You can’t export democracy
Yglesias writes:
If you look around, it turns out that the Anglophone countries, the Nordics, Switzerland, and Netherlands are the oldest established permanent floating constitutional democracies in the world. And they’re also generally the least-corrupt countries. And generally the most-prosperous. I think this is generally a question of joint causation and mutually re-enforcing trends rather than democratic governance leading to the adoption of “good policies.” All these countries are actually full of stupid policies—in Sweden a privately owned store can’t sell Tylenol and the United States invaded Iraq to eliminate a nonexistent nuclear weapons program—but we succeed nonetheless. By contrast I’m not sure having Joseph Kabila call up a bunch of smart policy wonks would do a ton of good. And in general, we’ve had a lot more success having people from badly-governed countries move to better-governed ones than in having people from well-governed countries show up in badly-governed ones and tell them how to do things.
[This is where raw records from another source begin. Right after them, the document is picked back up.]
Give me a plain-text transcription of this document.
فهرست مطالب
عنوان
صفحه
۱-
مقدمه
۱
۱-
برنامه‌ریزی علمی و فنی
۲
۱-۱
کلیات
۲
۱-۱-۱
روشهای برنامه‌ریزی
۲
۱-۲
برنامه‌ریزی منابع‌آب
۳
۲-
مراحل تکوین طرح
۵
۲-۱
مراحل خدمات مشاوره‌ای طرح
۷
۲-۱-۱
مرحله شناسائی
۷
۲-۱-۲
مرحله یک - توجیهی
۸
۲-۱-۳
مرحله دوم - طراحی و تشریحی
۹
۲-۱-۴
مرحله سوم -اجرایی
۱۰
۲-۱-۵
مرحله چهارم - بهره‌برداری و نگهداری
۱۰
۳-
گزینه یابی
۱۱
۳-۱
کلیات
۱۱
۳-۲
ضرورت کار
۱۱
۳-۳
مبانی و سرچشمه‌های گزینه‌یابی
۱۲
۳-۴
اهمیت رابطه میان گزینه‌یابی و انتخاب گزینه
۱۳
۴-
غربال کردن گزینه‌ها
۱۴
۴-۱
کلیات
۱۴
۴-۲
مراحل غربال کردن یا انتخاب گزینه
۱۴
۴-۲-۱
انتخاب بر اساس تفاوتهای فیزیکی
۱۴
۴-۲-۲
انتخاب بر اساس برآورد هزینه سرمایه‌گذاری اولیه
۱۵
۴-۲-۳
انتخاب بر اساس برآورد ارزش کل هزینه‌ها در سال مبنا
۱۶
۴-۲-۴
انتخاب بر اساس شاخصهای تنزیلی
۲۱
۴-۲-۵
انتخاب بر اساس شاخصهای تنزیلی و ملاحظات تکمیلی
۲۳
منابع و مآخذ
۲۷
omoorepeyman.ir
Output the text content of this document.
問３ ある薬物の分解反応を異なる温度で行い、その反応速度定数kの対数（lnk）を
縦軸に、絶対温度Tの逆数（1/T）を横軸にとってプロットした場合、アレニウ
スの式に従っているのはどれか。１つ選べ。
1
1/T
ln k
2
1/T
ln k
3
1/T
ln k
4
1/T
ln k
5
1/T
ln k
This is pretty much true. Policy is important, but deeper civic and cultural attitudes are more important to the continued well-being of a democratic society. That being said, a lot of the nitty-gritty of policy debate is going to have consequences down the road. Maybe it won’t change the basic fact that the Anglophone countries, the Nordic countries, Switzerland, and the Netherlands are all basically still the most free, liberal societies in the world. But it will effect things like upward mobility, long-term financial stability, and unemployment rates. Likewise, civil liberties are directly impacted by specific policies, and certain policies that either diminish or enhance our civil liberties can have massive social impacts. And yes, the more liberal, democratic countries are going to generally trend toward better civil liberties than many of their counterparts, but the war on terror, the war on drugs, and the rest of our very bad social policies have very real, very direct impacts on our society and citizenry. Policy matters, I think, because it can create sea changes in the very cultural assumptions that helped shape our societies in the first place – assumptions like what level of privacy we should expect in our own homes, bodies, or while traveling. So there’s a bit of a chicken and egg thing going on here.
Yglesias finishes with, “I think democracies do well largely because the norms it takes to keep a democracy going are generally beneficial rather than because democracy leads to smart policies.” This underscores just how viciously untrue the myth is that we can somehow ‘spread democracy’. Unless those social and civic norms are in place already, a society that hasn’t been democratic isn’t going to become democratic overnight. The reason Germany was able to revert to democracy after the fall of the Third Reich was exactly because democracy had already taken root there prior to the rise of Hitler. Fifty years later, the Russians were nowhere near as prepared to accept democracy when communist rule came to an end which is why Russia is nothing at all like an actual democratic state today. And Iraq not only had no history of democratic rule, but not really any cultural or intellectual democratic past either. Iran does, to some degree, but notions of democracy and freedom in Iran would still be almost unintelligible to Westerners. Afghanistan is even less rooted in any familiar traditions, making our continued presence there even more foolish and wrong-headed.
In any case, one last thing to note is that policy is important because it is something we chose to do. We have to debate policy because it’s something we have some control over.